Dia nggak punya bakat kultivasi yang bagus. Bahkan keluarganya sendiri malu mengakuinya.
Sampai suatu hari, dia bertemu dengan seorang gadis dari sekte besar.
Cantik, dingin, berbakat, dan statusnya jauh di atasnya.
Awalnya mereka saling benci.
Lalu mulai saling peduli.
Lalu muncul masalah...
Si gadis ternyata sudah dijodohkan dengan seorang jenius dari sekte lain.

Karya ini diterbitkan atas izin NovelToon Bang Jigur, isi konten hanyalah pandangan pribadi pembuatnya, tidak mewakili NovelToon sendiri

Bab 21

Pagi menyingsing terlalu cepat.

Shen Yunche sama sekali tidak memejamkan mata semalaman. Dia hanya duduk mematung di sudut jendela, menatap kosong ke arah halaman yang perlahan tersiram cahaya fajar. Liontin hitam peninggalan ayahnya tergeletak begitu saja di atas meja kayu—sama sekali tak tersentuh.

Sejak kegelapan malam membungkus Kota Qinghe, satu nama terus bergema tanpa henti di dalam kepalanya: Gu Tianming. Ayah kandung Gu Qingli. Pria yang dituduh sebagai sosok pembunuh ayahnya.

Yunche memejamkan mata rapat-raptar, meremas jemarinya sendiri. Seketika, bayangan Gu Qingli berputar di benaknya—senyum tipisnya yang langka, tatapannya yang seolah dingin namun penuh perhatian, hingga bisikan lembutnya: 'Aku akan terus-menerus mengobatimu.'

"Tidak..." Yunche menggelengkan kepala keras-keras. "Aku tidak percaya begitu saja."

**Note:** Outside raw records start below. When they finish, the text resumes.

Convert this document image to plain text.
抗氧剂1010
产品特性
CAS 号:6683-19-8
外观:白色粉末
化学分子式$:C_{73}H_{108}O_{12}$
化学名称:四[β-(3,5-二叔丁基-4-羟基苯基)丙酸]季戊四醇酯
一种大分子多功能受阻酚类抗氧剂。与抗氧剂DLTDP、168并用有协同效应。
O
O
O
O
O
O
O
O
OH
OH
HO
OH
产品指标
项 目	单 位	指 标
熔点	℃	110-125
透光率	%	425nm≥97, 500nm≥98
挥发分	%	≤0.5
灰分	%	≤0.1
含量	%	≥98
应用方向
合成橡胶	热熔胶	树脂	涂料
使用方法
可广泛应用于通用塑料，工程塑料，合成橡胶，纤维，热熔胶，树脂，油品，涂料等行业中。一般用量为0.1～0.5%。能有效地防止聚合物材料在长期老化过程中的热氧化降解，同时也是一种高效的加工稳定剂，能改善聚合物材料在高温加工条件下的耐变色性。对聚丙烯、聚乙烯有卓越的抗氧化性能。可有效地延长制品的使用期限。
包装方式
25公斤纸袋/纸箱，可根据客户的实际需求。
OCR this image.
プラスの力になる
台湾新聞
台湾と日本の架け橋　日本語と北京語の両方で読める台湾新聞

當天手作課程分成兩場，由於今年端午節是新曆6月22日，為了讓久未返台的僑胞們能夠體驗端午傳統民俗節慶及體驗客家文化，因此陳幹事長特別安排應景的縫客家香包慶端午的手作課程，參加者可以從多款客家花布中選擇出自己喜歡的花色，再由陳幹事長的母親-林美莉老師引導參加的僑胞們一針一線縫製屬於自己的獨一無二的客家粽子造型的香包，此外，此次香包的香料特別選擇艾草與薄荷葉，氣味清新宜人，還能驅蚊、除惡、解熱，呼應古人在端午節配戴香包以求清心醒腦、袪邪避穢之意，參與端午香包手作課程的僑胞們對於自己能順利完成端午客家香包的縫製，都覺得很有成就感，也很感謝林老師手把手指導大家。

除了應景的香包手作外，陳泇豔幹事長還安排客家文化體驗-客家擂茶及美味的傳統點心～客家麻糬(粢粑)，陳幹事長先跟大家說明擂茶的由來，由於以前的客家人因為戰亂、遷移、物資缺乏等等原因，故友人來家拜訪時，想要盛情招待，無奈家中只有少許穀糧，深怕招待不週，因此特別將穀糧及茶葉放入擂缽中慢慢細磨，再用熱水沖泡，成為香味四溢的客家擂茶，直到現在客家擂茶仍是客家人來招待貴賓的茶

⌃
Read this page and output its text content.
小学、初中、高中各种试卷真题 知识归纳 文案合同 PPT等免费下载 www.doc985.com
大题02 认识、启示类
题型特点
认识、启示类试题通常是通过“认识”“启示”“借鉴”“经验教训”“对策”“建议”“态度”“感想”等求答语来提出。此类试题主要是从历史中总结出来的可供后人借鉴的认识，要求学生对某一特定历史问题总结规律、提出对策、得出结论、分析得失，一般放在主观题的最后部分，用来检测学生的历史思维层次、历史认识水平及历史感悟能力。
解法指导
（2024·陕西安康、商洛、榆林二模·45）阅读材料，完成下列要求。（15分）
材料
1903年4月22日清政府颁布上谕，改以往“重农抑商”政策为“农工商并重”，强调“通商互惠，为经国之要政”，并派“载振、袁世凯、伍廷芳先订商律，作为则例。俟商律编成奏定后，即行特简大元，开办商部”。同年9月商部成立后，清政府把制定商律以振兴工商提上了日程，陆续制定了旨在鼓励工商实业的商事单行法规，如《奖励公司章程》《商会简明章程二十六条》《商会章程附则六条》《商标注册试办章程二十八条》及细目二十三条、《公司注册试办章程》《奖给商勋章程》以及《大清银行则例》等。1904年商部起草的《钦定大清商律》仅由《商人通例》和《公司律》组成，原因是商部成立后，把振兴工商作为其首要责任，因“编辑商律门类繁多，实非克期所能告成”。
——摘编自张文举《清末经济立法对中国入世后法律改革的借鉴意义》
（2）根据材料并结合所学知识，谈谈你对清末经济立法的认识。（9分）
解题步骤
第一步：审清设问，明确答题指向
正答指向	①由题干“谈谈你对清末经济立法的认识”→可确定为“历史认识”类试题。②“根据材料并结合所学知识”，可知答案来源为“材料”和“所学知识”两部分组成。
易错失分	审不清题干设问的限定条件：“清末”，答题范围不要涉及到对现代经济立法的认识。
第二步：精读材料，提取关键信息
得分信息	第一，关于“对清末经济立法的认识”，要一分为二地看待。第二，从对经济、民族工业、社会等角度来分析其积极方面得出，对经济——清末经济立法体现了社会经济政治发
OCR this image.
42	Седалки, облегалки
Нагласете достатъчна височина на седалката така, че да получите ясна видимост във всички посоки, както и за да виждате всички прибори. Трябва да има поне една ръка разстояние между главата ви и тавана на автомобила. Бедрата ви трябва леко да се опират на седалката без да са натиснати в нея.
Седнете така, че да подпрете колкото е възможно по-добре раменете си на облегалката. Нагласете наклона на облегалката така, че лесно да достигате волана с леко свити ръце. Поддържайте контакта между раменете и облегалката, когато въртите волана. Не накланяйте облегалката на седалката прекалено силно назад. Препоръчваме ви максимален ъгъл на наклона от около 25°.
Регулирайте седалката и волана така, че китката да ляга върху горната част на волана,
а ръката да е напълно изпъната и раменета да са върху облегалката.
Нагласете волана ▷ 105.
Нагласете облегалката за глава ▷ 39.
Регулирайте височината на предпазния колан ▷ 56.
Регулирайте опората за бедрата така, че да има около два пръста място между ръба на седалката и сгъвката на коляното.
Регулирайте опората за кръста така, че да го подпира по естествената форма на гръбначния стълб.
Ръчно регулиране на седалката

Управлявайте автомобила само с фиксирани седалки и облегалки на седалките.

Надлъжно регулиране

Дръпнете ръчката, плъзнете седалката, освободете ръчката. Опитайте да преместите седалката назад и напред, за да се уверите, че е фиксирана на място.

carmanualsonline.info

Memang benar suara gaib dari liontin itu menuding Gu Tianming sebagai dalang pembunuhan Shen Tianyu. Namun, Yunche tidak menyaksikannya dengan matanya sendiri. Lagi pula, selama belasan tahun tumbuh besar, Patriark Gu tidak pernah sekalipun menunjukkan gelagat buruk kepadanya. Hubungan antara Keluarga Shen dan Keluarga Gu pun terjalin amat erat.

Jika Gu Tianming memang benar-benar pembunuh ayahnya... lantas apa alasannya? Apa motif di balik pengkhianatan sekejam itu?

Yunche beranjak berdiri dari kursinya. "Aku harus mencari tahu kebenarannya sendiri."

Tetapi, bagaimana caranya? Dari mana dia harus mulai melangkah? Yunche menghela napas panjang, kepalanya terasa amat berat.

Tok! Tok! Tok!

Ketukan pelan di pintu kamarnya membuyarkan lamunan Yunche. Dia menoleh cepat. "Siapa?"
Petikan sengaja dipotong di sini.